Le gouvernement turc (« le Gouvernement ») a été représenté par son agent.
Invoquant l’article 5 de la Convention, la requérante se plaignait de la durée de sa détention provisoire. Sous l’angle de l’article 6 de la Convention, critiquant le mode d’administration des preuves, elle soutenait ne pas avoir bénéficié d’un procès équitable.

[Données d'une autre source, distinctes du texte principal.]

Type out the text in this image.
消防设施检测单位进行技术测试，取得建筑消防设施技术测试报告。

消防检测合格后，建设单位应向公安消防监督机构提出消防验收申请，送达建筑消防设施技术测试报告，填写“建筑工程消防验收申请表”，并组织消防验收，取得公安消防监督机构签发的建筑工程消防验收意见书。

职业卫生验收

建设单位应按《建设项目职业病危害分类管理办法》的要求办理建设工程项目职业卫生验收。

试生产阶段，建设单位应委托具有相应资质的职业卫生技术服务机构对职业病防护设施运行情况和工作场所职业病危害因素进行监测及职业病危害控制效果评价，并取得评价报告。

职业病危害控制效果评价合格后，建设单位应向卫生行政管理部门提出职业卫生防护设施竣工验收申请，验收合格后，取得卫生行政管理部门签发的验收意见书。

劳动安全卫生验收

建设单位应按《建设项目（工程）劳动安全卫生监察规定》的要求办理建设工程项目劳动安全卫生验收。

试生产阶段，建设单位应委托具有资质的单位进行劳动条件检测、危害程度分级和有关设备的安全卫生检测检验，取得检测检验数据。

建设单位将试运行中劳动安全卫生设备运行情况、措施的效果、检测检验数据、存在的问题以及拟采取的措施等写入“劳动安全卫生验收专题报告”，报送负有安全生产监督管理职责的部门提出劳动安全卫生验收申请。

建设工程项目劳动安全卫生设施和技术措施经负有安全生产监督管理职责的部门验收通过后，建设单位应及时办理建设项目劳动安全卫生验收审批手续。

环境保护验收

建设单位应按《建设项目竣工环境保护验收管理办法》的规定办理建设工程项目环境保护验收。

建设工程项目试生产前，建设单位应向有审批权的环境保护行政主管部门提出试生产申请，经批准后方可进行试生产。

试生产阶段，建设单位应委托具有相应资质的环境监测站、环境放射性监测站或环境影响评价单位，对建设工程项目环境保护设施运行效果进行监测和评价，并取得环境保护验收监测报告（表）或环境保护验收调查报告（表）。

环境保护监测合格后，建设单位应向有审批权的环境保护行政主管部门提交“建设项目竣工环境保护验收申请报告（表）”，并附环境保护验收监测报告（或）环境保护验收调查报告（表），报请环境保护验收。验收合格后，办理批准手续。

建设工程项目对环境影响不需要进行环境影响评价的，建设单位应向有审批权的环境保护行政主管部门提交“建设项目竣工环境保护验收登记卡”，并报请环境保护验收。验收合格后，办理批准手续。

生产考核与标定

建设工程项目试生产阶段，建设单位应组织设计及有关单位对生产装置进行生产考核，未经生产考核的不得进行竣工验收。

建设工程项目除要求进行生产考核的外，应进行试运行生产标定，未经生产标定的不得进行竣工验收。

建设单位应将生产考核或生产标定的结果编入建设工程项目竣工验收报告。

Les 26 mars 2012 et 15 octobre 2014, la Cour a reçu des déclarations de règlement amiable signées par les parties. Par ces déclarations, le Gouvernement s’est engagé à verser à la requérante la somme de 3 500 (trois mille cinq cents) euros (EUR) et la requérante a renoncé à toute autre prétention à l’encontre de la Turquie à propos des faits à l’origine de sa requête. Ladite somme, qui couvrira tout préjudice matériel et moral ainsi que les frais et dépens, sera convertie en livres turques au taux applicable à la date du paiement, et exempte de toute taxe éventuellement applicable. Elle sera versée dans les trois mois suivant la date de la notification de la décision de la Cour. À défaut de règlement dans ledit délai, le Gouvernement s’engage à verser, à compter de l’expiration de celui-ci et jusqu’au règlement effectif de la somme en question, un intérêt simple à un taux égal à celui de la facilité de prêt marginal de la Banque centrale européenne, augmenté de trois points de pourcentage. Ce versement vaudra règlement définitif de l’affaire.
EN DROIT
La Cour prend acte du règlement amiable auquel sont parvenues les parties. Elle estime que celui-ci s’inspire du respect des droits de l’homme tels que les reconnaissent la Convention et ses protocoles et n’aperçoit par ailleurs aucun motif justifiant de poursuivre l’examen de la requête. En conséquence, il convient de rayer l’affaire du rôle.
Par ces motifs, la Cour, à l’unanimité,
Décide de rayer la requête du rôle en application de l’article 39 de la Convention.